As the holiday orders pour in, some 3,600 L. L. Bean employees in this old mill town and elsewhere in Maine work the phones, answering questions, taking orders and, quite often, listening to warm, fuzzy stories. Customer service is a hallmark of this venerable Maine retailer, which turns 100 next year.

But this Christmas season, there’s a new twist: in addition to traditional phone orders, L L. Bean is wading boot-deep into social media. A 10-member team was recently created to interact with customers on social media platforms like Facebook and Twitter.

The changes, however, have come with a few corporate qualms that test the company’s folksy small-town culture. Will all that chatter help or hurt the company’s image?

“We are quite used to dealing one-to-one with our customers, but this takes it to a whole new level,” said Terry Sutton, a senior vice president for e-commerce at the company.

For one thing, Ms. Sutton said, “people will be airing their gripes to a bigger audience.”

Indeed, a quick search of Twitter and Facebook finds plenty of examples that might make Ms. Sutton cringe.

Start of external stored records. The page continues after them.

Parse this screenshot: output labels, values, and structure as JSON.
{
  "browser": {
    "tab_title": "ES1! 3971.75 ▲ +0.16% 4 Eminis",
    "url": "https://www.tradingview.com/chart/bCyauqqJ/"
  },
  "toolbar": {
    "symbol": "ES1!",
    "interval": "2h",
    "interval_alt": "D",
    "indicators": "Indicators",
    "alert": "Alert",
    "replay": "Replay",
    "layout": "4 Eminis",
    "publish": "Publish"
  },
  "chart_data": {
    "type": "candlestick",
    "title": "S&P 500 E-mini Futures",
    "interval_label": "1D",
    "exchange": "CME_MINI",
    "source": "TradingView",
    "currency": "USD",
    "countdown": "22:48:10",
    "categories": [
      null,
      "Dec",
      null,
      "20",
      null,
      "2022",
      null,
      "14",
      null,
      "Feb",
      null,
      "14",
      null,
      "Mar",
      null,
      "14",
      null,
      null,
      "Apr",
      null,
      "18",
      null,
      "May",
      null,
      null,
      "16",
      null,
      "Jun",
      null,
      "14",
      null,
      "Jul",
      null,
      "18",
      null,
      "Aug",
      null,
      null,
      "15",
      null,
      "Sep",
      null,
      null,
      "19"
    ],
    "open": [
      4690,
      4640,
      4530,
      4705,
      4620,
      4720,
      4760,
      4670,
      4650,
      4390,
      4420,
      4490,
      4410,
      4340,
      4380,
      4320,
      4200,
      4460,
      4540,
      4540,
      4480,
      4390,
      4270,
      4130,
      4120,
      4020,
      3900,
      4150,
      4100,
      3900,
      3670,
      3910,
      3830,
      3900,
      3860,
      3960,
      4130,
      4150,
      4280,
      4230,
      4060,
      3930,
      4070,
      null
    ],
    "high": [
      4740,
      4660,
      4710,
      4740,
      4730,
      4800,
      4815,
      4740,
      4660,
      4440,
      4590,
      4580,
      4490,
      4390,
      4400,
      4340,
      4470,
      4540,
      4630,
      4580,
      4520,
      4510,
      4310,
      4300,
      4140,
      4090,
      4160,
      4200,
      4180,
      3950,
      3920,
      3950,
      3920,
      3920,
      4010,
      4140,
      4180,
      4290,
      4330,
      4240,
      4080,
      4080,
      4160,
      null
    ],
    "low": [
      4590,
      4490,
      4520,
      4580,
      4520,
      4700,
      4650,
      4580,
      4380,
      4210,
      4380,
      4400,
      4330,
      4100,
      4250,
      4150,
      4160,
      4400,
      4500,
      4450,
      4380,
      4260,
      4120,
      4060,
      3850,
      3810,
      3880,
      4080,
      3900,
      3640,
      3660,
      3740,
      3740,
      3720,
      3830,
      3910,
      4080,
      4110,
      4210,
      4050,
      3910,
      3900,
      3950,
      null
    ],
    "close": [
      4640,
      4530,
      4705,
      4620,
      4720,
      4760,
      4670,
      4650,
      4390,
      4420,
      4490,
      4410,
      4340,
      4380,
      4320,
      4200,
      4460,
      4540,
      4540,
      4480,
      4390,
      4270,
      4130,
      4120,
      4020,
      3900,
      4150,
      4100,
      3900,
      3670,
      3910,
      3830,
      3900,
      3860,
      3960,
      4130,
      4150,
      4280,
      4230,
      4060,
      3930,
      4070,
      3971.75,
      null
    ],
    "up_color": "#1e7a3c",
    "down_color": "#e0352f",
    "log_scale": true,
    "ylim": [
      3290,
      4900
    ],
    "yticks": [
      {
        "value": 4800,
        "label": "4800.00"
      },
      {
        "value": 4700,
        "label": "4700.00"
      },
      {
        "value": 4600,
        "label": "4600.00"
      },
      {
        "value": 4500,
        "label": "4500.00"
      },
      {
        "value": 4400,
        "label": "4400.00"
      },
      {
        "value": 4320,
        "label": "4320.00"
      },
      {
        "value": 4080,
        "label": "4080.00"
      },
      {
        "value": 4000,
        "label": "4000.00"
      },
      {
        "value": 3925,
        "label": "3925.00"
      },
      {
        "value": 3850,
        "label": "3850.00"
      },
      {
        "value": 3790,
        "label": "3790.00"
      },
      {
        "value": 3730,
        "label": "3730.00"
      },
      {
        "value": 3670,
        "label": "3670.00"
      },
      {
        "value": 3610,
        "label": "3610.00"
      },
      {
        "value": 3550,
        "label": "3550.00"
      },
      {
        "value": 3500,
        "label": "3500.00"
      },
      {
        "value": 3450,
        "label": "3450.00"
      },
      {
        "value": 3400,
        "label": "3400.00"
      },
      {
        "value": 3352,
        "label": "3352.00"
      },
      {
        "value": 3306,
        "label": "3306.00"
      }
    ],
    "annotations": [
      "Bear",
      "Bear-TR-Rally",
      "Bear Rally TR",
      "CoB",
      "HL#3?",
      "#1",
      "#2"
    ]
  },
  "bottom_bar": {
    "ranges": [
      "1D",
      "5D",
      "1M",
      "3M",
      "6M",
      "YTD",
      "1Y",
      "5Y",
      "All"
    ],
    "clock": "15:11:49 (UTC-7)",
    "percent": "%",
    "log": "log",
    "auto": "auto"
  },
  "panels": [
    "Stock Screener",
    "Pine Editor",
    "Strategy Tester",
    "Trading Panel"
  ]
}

“Just spent 20 minutes flipping through the L. L. Bean catalog looking for black people and minorities,” wrote a Twitter user named Mary Tyler Moreno. “Think I counted three.”

Another user, who goes by John Martin, joked that L. L. Bean had shrewdly instigated the Occupy Maine protests to spur sales of tents. “Kudos to @LLBean on coming up with @OccupyMaine. Genius viral marketing campaign to sell last season’s tents!”

Not surprisingly, some complaints are directed at the company’s ubiquitous catalogs (up to 50 separate titles a year), which Bean has been mailing for generations.